J'ai vu, au théâtre de la Gaieté, le Chat botté, une féerie de MM. Blum et Tréfeu.

Quels adorables contes que ces contes de Perrault ! Ils ont une saveur de naïveté exquise. On a fait plus ingénieux, plus littéraire ; mais on n'a pas retrouvé cet accent si fin de bonhomie et de malice. Cela nous vient directement de notre vieille France ; je ne parle point des sujets, car des savants se sont amusés à les retrouver un peu dans toutes les mythologies ; je parle du ton gaillard et franc, de la simplicité de la fable. Le conteur a dit tout carrément ce qu’il avait à dire, et l’humanité vit sous chaque ligne.

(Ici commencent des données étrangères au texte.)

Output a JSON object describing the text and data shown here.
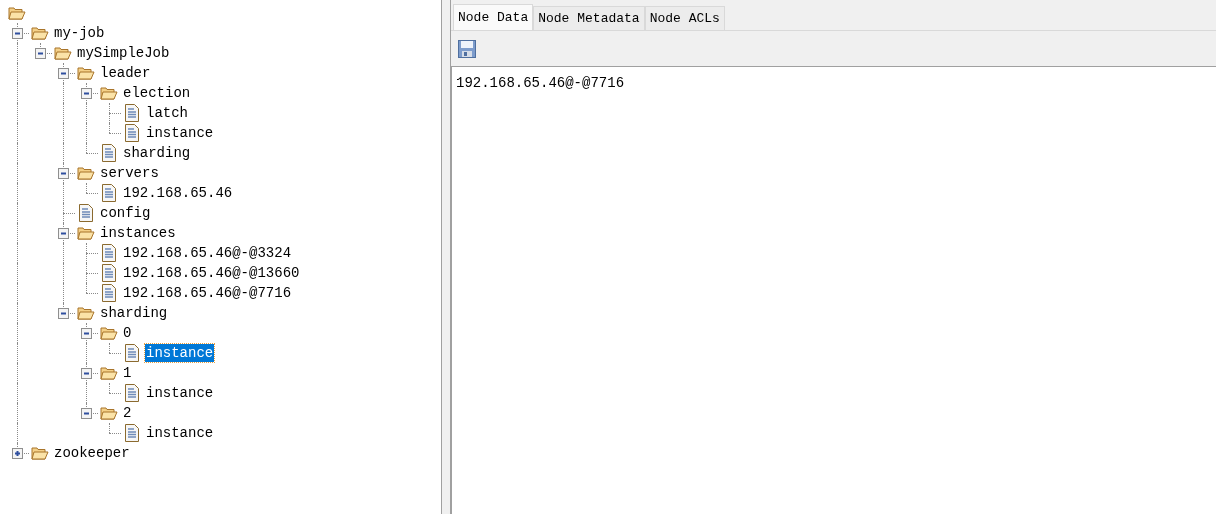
{
  "tree": {
    "kind": "folder",
    "children": [
      {
        "label": "my-job",
        "kind": "folder",
        "expanded": true,
        "selected": false,
        "children": [
          {
            "label": "mySimpleJob",
            "kind": "folder",
            "expanded": true,
            "selected": false,
            "children": [
              {
                "label": "leader",
                "kind": "folder",
                "expanded": true,
                "selected": false,
                "children": [
                  {
                    "label": "election",
                    "kind": "folder",
                    "expanded": true,
                    "selected": false,
                    "children": [
                      {
                        "label": "latch",
                        "kind": "file",
                        "selected": false
                      },
                      {
                        "label": "instance",
                        "kind": "file",
                        "selected": false
                      }
                    ]
                  },
                  {
                    "label": "sharding",
                    "kind": "file",
                    "selected": false
                  }
                ]
              },
              {
                "label": "servers",
                "kind": "folder",
                "expanded": true,
                "selected": false,
                "children": [
                  {
                    "label": "192.168.65.46",
                    "kind": "file",
                    "selected": false
                  }
                ]
              },
              {
                "label": "config",
                "kind": "file",
                "selected": false
              },
              {
                "label": "instances",
                "kind": "folder",
                "expanded": true,
                "selected": false,
                "children": [
                  {
                    "label": "192.168.65.46@-@3324",
                    "kind": "file",
                    "selected": false
                  },
                  {
                    "label": "192.168.65.46@-@13660",
                    "kind": "file",
                    "selected": false
                  },
                  {
                    "label": "192.168.65.46@-@7716",
                    "kind": "file",
                    "selected": false
                  }
                ]
              },
              {
                "label": "sharding",
                "kind": "folder",
                "expanded": true,
                "selected": false,
                "children": [
                  {
                    "label": "0",
                    "kind": "folder",
                    "expanded": true,
                    "selected": false,
                    "children": [
                      {
                        "label": "instance",
                        "kind": "file",
                        "selected": true
                      }
                    ]
                  },
                  {
                    "label": "1",
                    "kind": "folder",
                    "expanded": true,
                    "selected": false,
                    "children": [
                      {
                        "label": "instance",
                        "kind": "file",
                        "selected": false
                      }
                    ]
                  },
                  {
                    "label": "2",
                    "kind": "folder",
                    "expanded": true,
                    "selected": false,
                    "children": [
                      {
                        "label": "instance",
                        "kind": "file",
                        "selected": false
                      }
                    ]
                  }
                ]
              }
            ]
          }
        ]
      },
      {
        "label": "zookeeper",
        "kind": "folder",
        "expanded": false,
        "selected": false
      }
    ]
  },
  "tabs": [
    {
      "label": "Node Data",
      "selected": true
    },
    {
      "label": "Node Metadata",
      "selected": false
    },
    {
      "label": "Node ACLs",
      "selected": false
    }
  ],
  "node_data": "192.168.65.46@-@7716"
}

Je sais bien que, de nos jours, on a trouvé Perrault immoral. Nous avons, comme personne ne l’ignore, une moralité très chatouilleuse. Où nos pères riaient, nous rougissons. Le mot nous effraie surtout, car nous savons encore nous accommoder avec la chose. Nous mettons des feuilles de vigne aux antiques, et nos filles baissent le nez en passant, ce qui prouve qu’elles sont très avancées pour leur âge. Cela est d’une hypocrisie raffinée, dont la pointe ajoute un ragoût aux plaisirs défendus. On ne sait plus regarder la vie en face, avec un franc et limpide regard.

Donc, les contes de Perrault sont devenus immoraux ; je veux dire qu’on en discute les conclusions au point de vue de la leçon morale. On voudrait que le bon Dieu, la Providence et le reste fussent dans l’affaire. Voici, par exemple, le Chat botté, ce merveilleux chat qui se met au service du marquis de Carabas et qui le marie à la plus belle des princesses, grâce à l’agilité de ses pattes et à la fertilité de ses ruses. C’est un maître trompeur ; il ment avec un aplomb parfait, il dupe les petits et les grands. Son unique qualité est d’être fidèle à la fortune de son marquis. Imaginez un valet de l’ancienne comédie, un de ces coquins qui ont tous les tours dans leur sac et qui ne triomphent que par des inventions du diable.

Voilà notre morale indignée. Admirable sujet pour faire un sermon contre le mensonge ! S’il y a une fortune mal acquise, c’est à coup sûr celle du marquis de Carabas. Il se nourrit de vol, il épouse la fille d’un roi, par une série de stratagèmes qui, de nos jours, mèneraient tout droit un gendre sur les bancs de la police correctionnelle. Et l’on ose mettre de pareilles histoires entre les mains des enfants ? On veut donc qu’ils deviennent des escrocs ? Ils ne sauraient prendre là que le goût des chemins tortueux. La conclusion du conte est, en somme, que pour réussir l’habileté vaut mieux que l’honnêteté.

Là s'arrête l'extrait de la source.